Typically the commercial services need you to put extra code into the target URIs of all of your PPC ads, and then add some code to your pages. Some don't require the modified target URI. All of the services we've investigated use a Javascript and/or cookie-based tracking mechanism in order to gather the data they will use to identify fraudulent click patterns. As a result, they are less than reliable, as any self-respecting fraudster will have cookies and Javascript disabled, rendering the tracking mechanism useless.
Our best analyses have come from our home-grown programs that involve extensive log analysis and filtering.
I've got to say that while I'm certain click fraud activities are on the rise given the increase in Google AdSense publishers and other PPC affiliate programs being offered by the search engines, and given the increasing costs-per-click in some competitive areas, we believe that Google and Overture are doing an excellent job of filtering fraudulent clicks and keeping the cost of those clicks out of our invoices.

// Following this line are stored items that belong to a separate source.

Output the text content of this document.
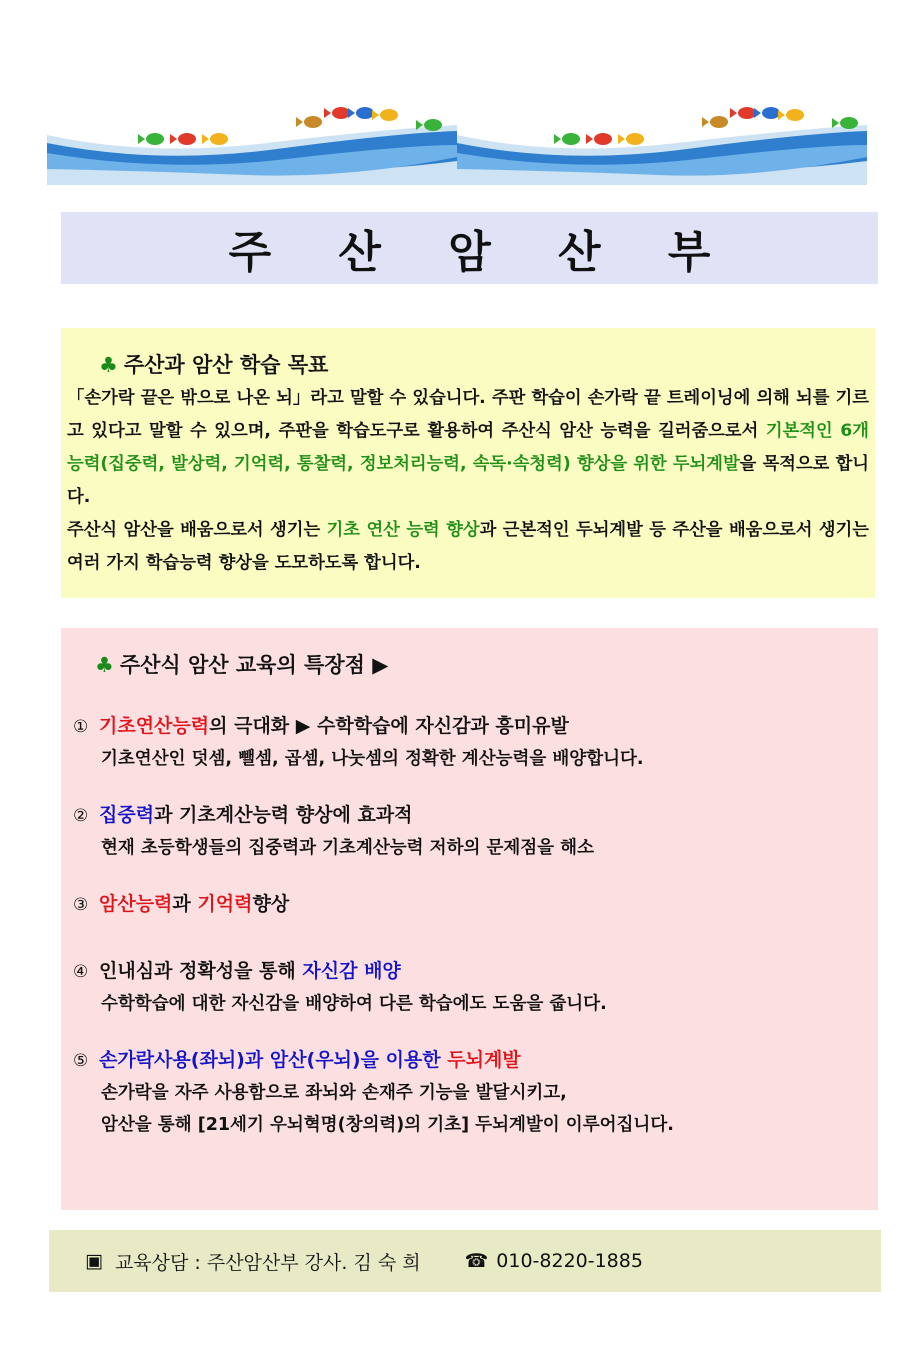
주 산 암 산 부
♣ 주산과 암산 학습 목표

「손가락 끝은 밖으로 나온 뇌」라고 말할 수 있습니다. 주판 학습이 손가락 끝 트레이닝에 의해 뇌를 기르고 있다고 말할 수 있으며, 주판을 학습도구로 활용하여 주산식 암산 능력을 길러줌으로서 기본적인 6개 능력(집중력, 발상력, 기억력, 통찰력, 정보처리능력, 속독·속청력) 향상을 위한 두뇌계발을 목적으로 합니다.

주산식 암산을 배움으로서 생기는 기초 연산 능력 향상과 근본적인 두뇌계발 등 주산을 배움으로서 생기는 여러 가지 학습능력 향상을 도모하도록 합니다.

♣ 주산식 암산 교육의 특장점 ▶
① 기초연산능력의 극대화 ▶ 수학학습에 자신감과 흥미유발
기초연산인 덧셈, 뺄셈, 곱셈, 나눗셈의 정확한 계산능력을 배양합니다.
② 집중력과 기초계산능력 향상에 효과적
현재 초등학생들의 집중력과 기초계산능력 저하의 문제점을 해소
③ 암산능력과 기억력향상
④ 인내심과 정확성을 통해 자신감 배양
수학학습에 대한 자신감을 배양하여 다른 학습에도 도움을 줍니다.
⑤ 손가락사용(좌뇌)과 암산(우뇌)을 이용한 두뇌계발
손가락을 자주 사용함으로 좌뇌와 손재주 기능을 발달시키고,
암산을 통해 [21세기 우뇌혁명(창의력)의 기초] 두뇌계발이 이루어집니다.
▣ 교육상담 : 주산암산부 강사. 김 숙 희 ☎ 010-8220-1885
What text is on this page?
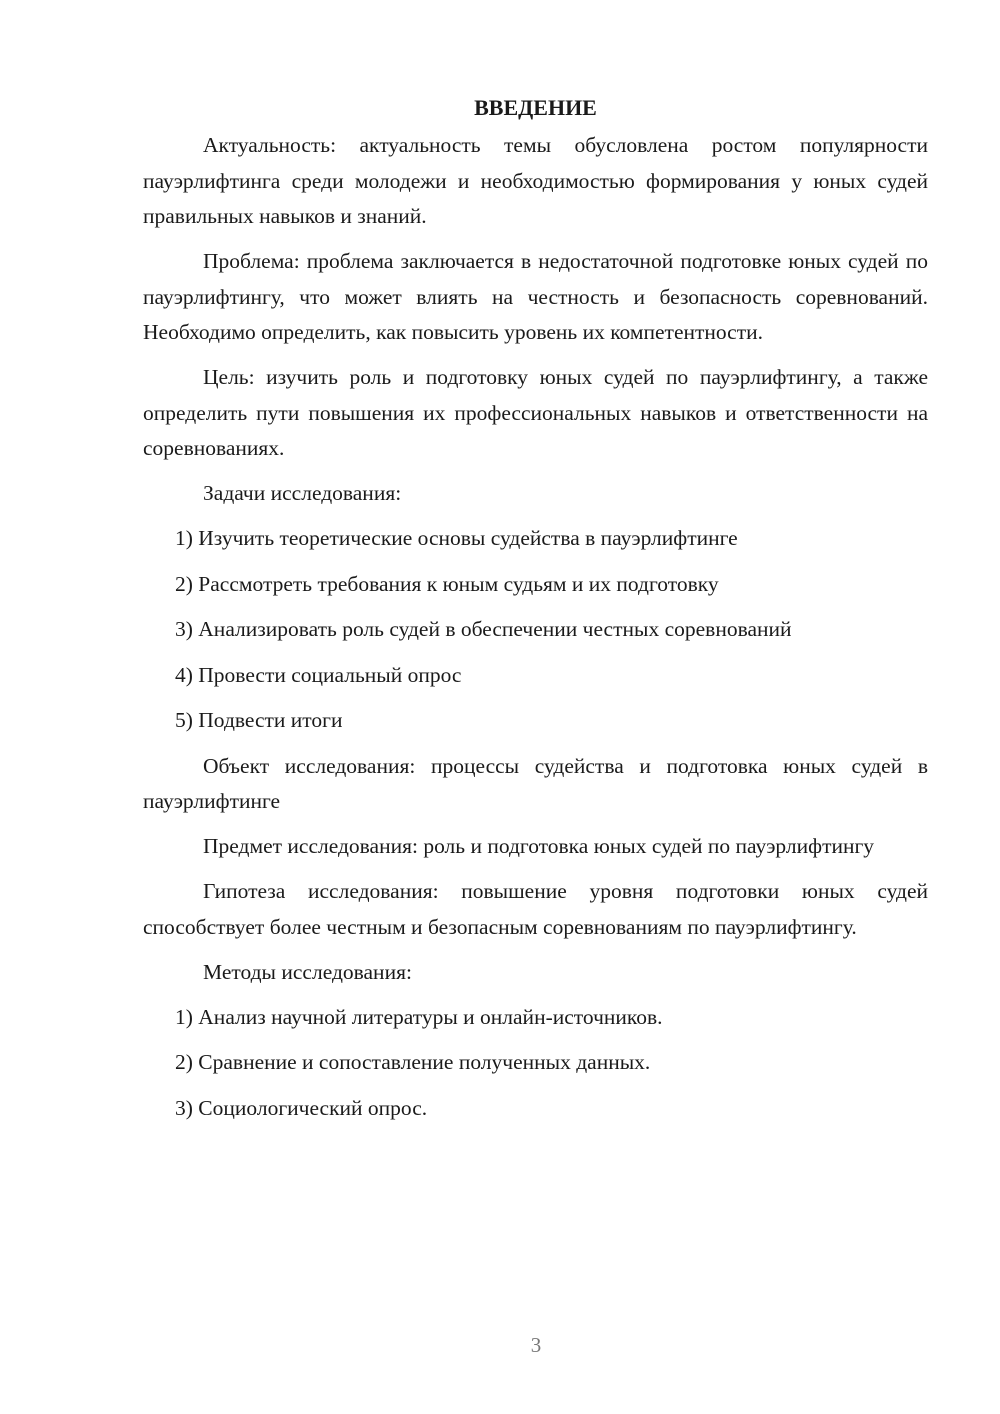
ВВЕДЕНИЕ

Актуальность: актуальность темы обусловлена ростом популярности пауэрлифтинга среди молодежи и необходимостью формирования у юных судей правильных навыков и знаний.

Проблема: проблема заключается в недостаточной подготовке юных судей по пауэрлифтингу, что может влиять на честность и безопасность соревнований. Необходимо определить, как повысить уровень их компетентности.

Цель: изучить роль и подготовку юных судей по пауэрлифтингу, а также определить пути повышения их профессиональных навыков и ответственности на соревнованиях.

Задачи исследования:

1) Изучить теоретические основы судейства в пауэрлифтинге
2) Рассмотреть требования к юным судьям и их подготовку
3) Анализировать роль судей в обеспечении честных соревнований
4) Провести социальный опрос
5) Подвести итоги

Объект исследования: процессы судейства и подготовка юных судей в пауэрлифтинге

Предмет исследования: роль и подготовка юных судей по пауэрлифтингу

Гипотеза исследования: повышение уровня подготовки юных судей способствует более честным и безопасным соревнованиям по пауэрлифтингу.

Методы исследования:

1) Анализ научной литературы и онлайн-источников.
2) Сравнение и сопоставление полученных данных.
3) Социологический опрос.
3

I have worked closely with the developers to hone most of the commercial click fraud analysis programs out there, and they frequently mention various statistics including one popular estimate that most PPC advertisers suffer from a click fraud rate of around 30%. We have found that in all cases, the commercial analysis services provided data that was very difficult to understand, even for pros like us, and did not clearly illustrate the service's conclusions about various fraud rate values.
We just haven't seen it in our log files. We estimate that our NET click fraud rate is in the range of 1%-4% each month when the commercial services' results indicated somewhere in the range of 25%-70% (yep ... one vendor said 70% of our PPC clicks were fraudulent!) This is in a field that commands $50 per click and higher for the top terms.
We are keeping an eye on it, but we simply do not see that great of an impact as GGL and OVT are succeeding in keeping them off our bill.
I am definitely interested in hearing others' analyses, particularly from those who are doing their own.
If you are using one of the (few) commercial analysis programs, how are they working for you? Can you understand what their data is telling you? Does it correlate with what your log files tell you?